This repository contains codes to implement the textual-factor framework developed in Cong, Liang and Zhang (2019).
The repository is organized in the following way:
-
data
folder contains the corpus of textual data that users wish to analyze. -
output
folder contains the tokenized textual data that the code will generate. -
src
folder contains the project's source codes of tokenization, clustering, and topic modeling.
This project uses BeautifulSoup4, FALCONN and gensim. This version of the code also uses Google's pre-trained word2vec embeddings of words and phrases to generate clusters, so users should download them here and place the file in the directory of this project.
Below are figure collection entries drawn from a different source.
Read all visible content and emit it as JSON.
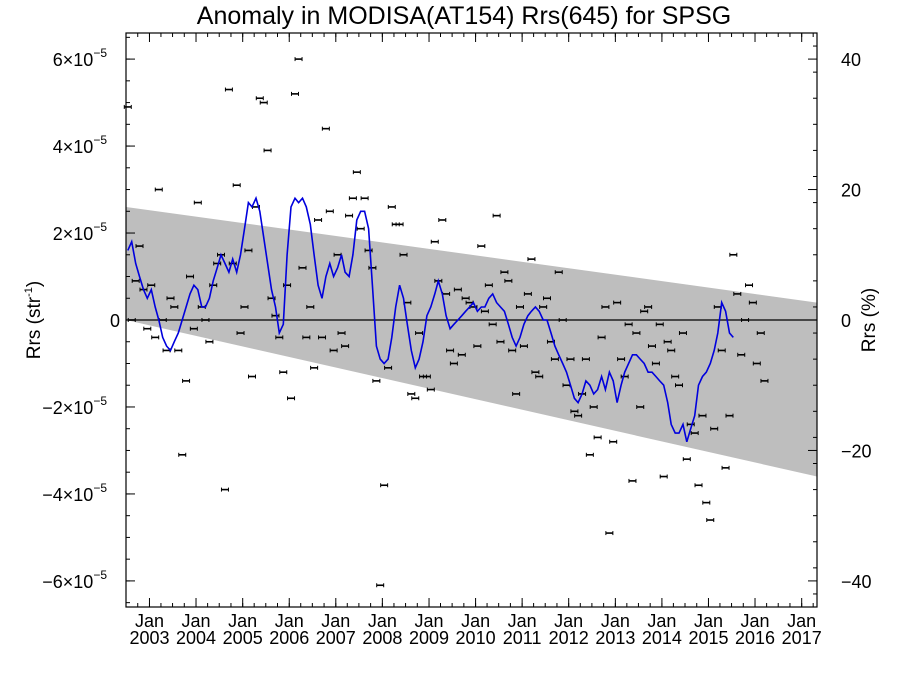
{
  "chart_data": {
    "type": "scatter",
    "title": "Anomaly in MODISA(AT154) Rrs(645) for SPSG",
    "ylabel": "Rrs (str",
    "ylabel_exponent": "-1",
    "ylabel_close": ")",
    "y2label": "Rrs (%)",
    "xlim": [
      "2002-07-01",
      "2017-05-01"
    ],
    "ylim": [
      -6.6e-05,
      6.6e-05
    ],
    "y2lim": [
      -44,
      44
    ],
    "x_tick_months": [
      "Jan",
      "Jan",
      "Jan",
      "Jan",
      "Jan",
      "Jan",
      "Jan",
      "Jan",
      "Jan",
      "Jan",
      "Jan",
      "Jan",
      "Jan",
      "Jan",
      "Jan"
    ],
    "x_tick_years": [
      "2003",
      "2004",
      "2005",
      "2006",
      "2007",
      "2008",
      "2009",
      "2010",
      "2011",
      "2012",
      "2013",
      "2014",
      "2015",
      "2016",
      "2017"
    ],
    "x_tick_dates": [
      "2003-01-01",
      "2004-01-01",
      "2005-01-01",
      "2006-01-01",
      "2007-01-01",
      "2008-01-01",
      "2009-01-01",
      "2010-01-01",
      "2011-01-01",
      "2012-01-01",
      "2013-01-01",
      "2014-01-01",
      "2015-01-01",
      "2016-01-01",
      "2017-01-01"
    ],
    "y_ticks": [
      {
        "value": 6e-05,
        "mant": "6×10",
        "exp": "−5"
      },
      {
        "value": 4e-05,
        "mant": "4×10",
        "exp": "−5"
      },
      {
        "value": 2e-05,
        "mant": "2×10",
        "exp": "−5"
      },
      {
        "value": 0,
        "mant": "0",
        "exp": ""
      },
      {
        "value": -2e-05,
        "mant": "−2×10",
        "exp": "−5"
      },
      {
        "value": -4e-05,
        "mant": "−4×10",
        "exp": "−5"
      },
      {
        "value": -6e-05,
        "mant": "−6×10",
        "exp": "−5"
      }
    ],
    "y2_ticks": [
      {
        "value": 40,
        "label": "40"
      },
      {
        "value": 20,
        "label": "20"
      },
      {
        "value": 0,
        "label": "0"
      },
      {
        "value": -20,
        "label": "−20"
      },
      {
        "value": -40,
        "label": "−40"
      }
    ],
    "trend_band": {
      "start_date": "2002-07-01",
      "end_date": "2017-05-01",
      "upper": [
        2.6e-05,
        4e-06
      ],
      "lower": [
        0.0,
        -3.6e-05
      ],
      "color": "#bebebe"
    },
    "colors": {
      "points": "#000000",
      "smooth": "#0000dd",
      "zero_line": "#000000",
      "band": "#bebebe"
    },
    "series": [
      {
        "kind": "monthly_anomaly_points",
        "start": "2002-07",
        "values": [
          4.9e-05,
          0.0,
          9e-06,
          1.7e-05,
          7e-06,
          -2e-06,
          8e-06,
          -4e-06,
          3e-05,
          0.0,
          -7e-06,
          5e-06,
          3e-06,
          -7e-06,
          -3.1e-05,
          -1.4e-05,
          1e-05,
          -2e-06,
          2.7e-05,
          3e-06,
          0.0,
          -5e-06,
          8e-06,
          1.3e-05,
          1.5e-05,
          -3.9e-05,
          5.3e-05,
          1.3e-05,
          3.1e-05,
          -3e-06,
          3e-06,
          1.6e-05,
          -1.3e-05,
          2.6e-05,
          5.1e-05,
          5e-05,
          3.9e-05,
          5e-06,
          1e-06,
          -4e-06,
          -1.2e-05,
          8e-06,
          -1.8e-05,
          5.2e-05,
          6e-05,
          1.2e-05,
          -4e-06,
          3e-06,
          -1.1e-05,
          2.3e-05,
          -4e-06,
          4.4e-05,
          2.5e-05,
          -7e-06,
          1.5e-05,
          -3e-06,
          -6e-06,
          2.4e-05,
          2.8e-05,
          3.4e-05,
          2.1e-05,
          2.8e-05,
          1.6e-05,
          1.2e-05,
          -1.4e-05,
          -6.1e-05,
          -3.8e-05,
          -1.1e-05,
          2.6e-05,
          2.2e-05,
          2.2e-05,
          1.5e-05,
          4e-06,
          -1.7e-05,
          -1.8e-05,
          -3e-06,
          -1.3e-05,
          -1.3e-05,
          -1.6e-05,
          1.8e-05,
          9e-06,
          2.3e-05,
          6e-06,
          -7e-06,
          -1e-05,
          7e-06,
          -8e-06,
          5e-06,
          4e-06,
          3e-06,
          -6e-06,
          1.7e-05,
          2e-06,
          8e-06,
          -1e-06,
          2.4e-05,
          -5e-06,
          1.1e-05,
          9e-06,
          -7e-06,
          -1.7e-05,
          3e-06,
          -6e-06,
          6e-06,
          1.4e-05,
          -1.2e-05,
          -1.3e-05,
          3e-06,
          5e-06,
          -5e-06,
          -9e-06,
          1.1e-05,
          0.0,
          -1.5e-05,
          -9e-06,
          -2.1e-05,
          -2.2e-05,
          -1.7e-05,
          -9e-06,
          -3.1e-05,
          -2e-05,
          -2.7e-05,
          -4e-06,
          3e-06,
          -4.9e-05,
          -2.8e-05,
          4e-06,
          -9e-06,
          -1.3e-05,
          -1e-06,
          -3.7e-05,
          -3e-06,
          -2e-05,
          2e-06,
          3e-06,
          -6e-06,
          -1e-05,
          -1e-06,
          -3.6e-05,
          -5e-06,
          -7e-06,
          -1.3e-05,
          -1.5e-05,
          -3e-06,
          -3.2e-05,
          -2.4e-05,
          -2.6e-05,
          -3.8e-05,
          -2.2e-05,
          -4.2e-05,
          -4.6e-05,
          -2.5e-05,
          3e-06,
          -7e-06,
          -3.4e-05,
          -2.2e-05,
          1.5e-05,
          6e-06,
          -8e-06,
          0.0,
          8e-06,
          4e-06,
          -1e-05,
          -3e-06,
          -1.4e-05
        ]
      },
      {
        "kind": "smoothed_line",
        "start": "2002-07",
        "values": [
          1.6e-05,
          1.8e-05,
          1.3e-05,
          1e-05,
          7e-06,
          5e-06,
          7e-06,
          3e-06,
          0.0,
          -4e-06,
          -6e-06,
          -7e-06,
          -5e-06,
          -3e-06,
          0.0,
          3e-06,
          6e-06,
          8e-06,
          7e-06,
          3e-06,
          3e-06,
          5e-06,
          9e-06,
          1.2e-05,
          1.5e-05,
          1.3e-05,
          1.1e-05,
          1.4e-05,
          1.1e-05,
          1.5e-05,
          2.1e-05,
          2.7e-05,
          2.6e-05,
          2.8e-05,
          2.5e-05,
          1.9e-05,
          1.3e-05,
          7e-06,
          3e-06,
          -3e-06,
          -1e-06,
          1.5e-05,
          2.6e-05,
          2.8e-05,
          2.7e-05,
          2.8e-05,
          2.6e-05,
          2.2e-05,
          1.5e-05,
          8e-06,
          5e-06,
          1e-05,
          1.3e-05,
          1e-05,
          1.2e-05,
          1.5e-05,
          1.1e-05,
          1e-05,
          1.5e-05,
          2.3e-05,
          2.5e-05,
          2.5e-05,
          2.1e-05,
          8e-06,
          -6e-06,
          -9e-06,
          -1e-05,
          -9e-06,
          -4e-06,
          3e-06,
          8e-06,
          5e-06,
          -1e-06,
          -7e-06,
          -1.1e-05,
          -9e-06,
          -5e-06,
          1e-06,
          3e-06,
          6e-06,
          9e-06,
          6e-06,
          1e-06,
          -2e-06,
          -1e-06,
          0.0,
          1e-06,
          2e-06,
          3e-06,
          4e-06,
          2e-06,
          3e-06,
          3e-06,
          5e-06,
          6e-06,
          4e-06,
          3e-06,
          2e-06,
          -1e-06,
          -4e-06,
          -6e-06,
          -4e-06,
          -1e-06,
          1e-06,
          2e-06,
          3e-06,
          2e-06,
          0.0,
          0.0,
          -3e-06,
          -6e-06,
          -8e-06,
          -1e-05,
          -1.2e-05,
          -1.5e-05,
          -1.8e-05,
          -1.9e-05,
          -1.7e-05,
          -1.4e-05,
          -1.5e-05,
          -1.7e-05,
          -1.6e-05,
          -1.3e-05,
          -1.6e-05,
          -1.2e-05,
          -1.4e-05,
          -1.9e-05,
          -1.5e-05,
          -1.2e-05,
          -1e-05,
          -8e-06,
          -8e-06,
          -9e-06,
          -1e-05,
          -1.2e-05,
          -1.2e-05,
          -1.3e-05,
          -1.4e-05,
          -1.5e-05,
          -1.9e-05,
          -2.4e-05,
          -2.6e-05,
          -2.6e-05,
          -2.4e-05,
          -2.8e-05,
          -2.5e-05,
          -2.2e-05,
          -1.5e-05,
          -1.3e-05,
          -1.2e-05,
          -1e-05,
          -7e-06,
          -3e-06,
          4e-06,
          2e-06,
          -3e-06,
          -4e-06
        ]
      }
    ]
  }
}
To run textual-factor analysis:
$ python3 text_analysis.py
Relevant output includes:
-
google_cluster_50.txt
contains word clusters generated by Algorithm 2 in Cong, Liang and Zhang (2019), i.e. hierarchical clustering with cluster size parameter equal to 50. -
google_cluster50_processed.txt
contains the final clusters the code uses after intersecting the generated clusters with the corpus vocabulary and removing repeated and stopped words. -
50document_loadings_google.csv
contains factors' beta loadings on the documents derived by Algorithm 4 in Cong, Liang and Zhang (2019), i.e. SVD. -
top500_important_clusters_google50_avg.csv
contains the 500 most important factors given by Algorithm 4 in Cong, Liang and Zhang (2019).
-
This code is an abstracted version of the old code.
-
The tokenization and clustering are multithreaded.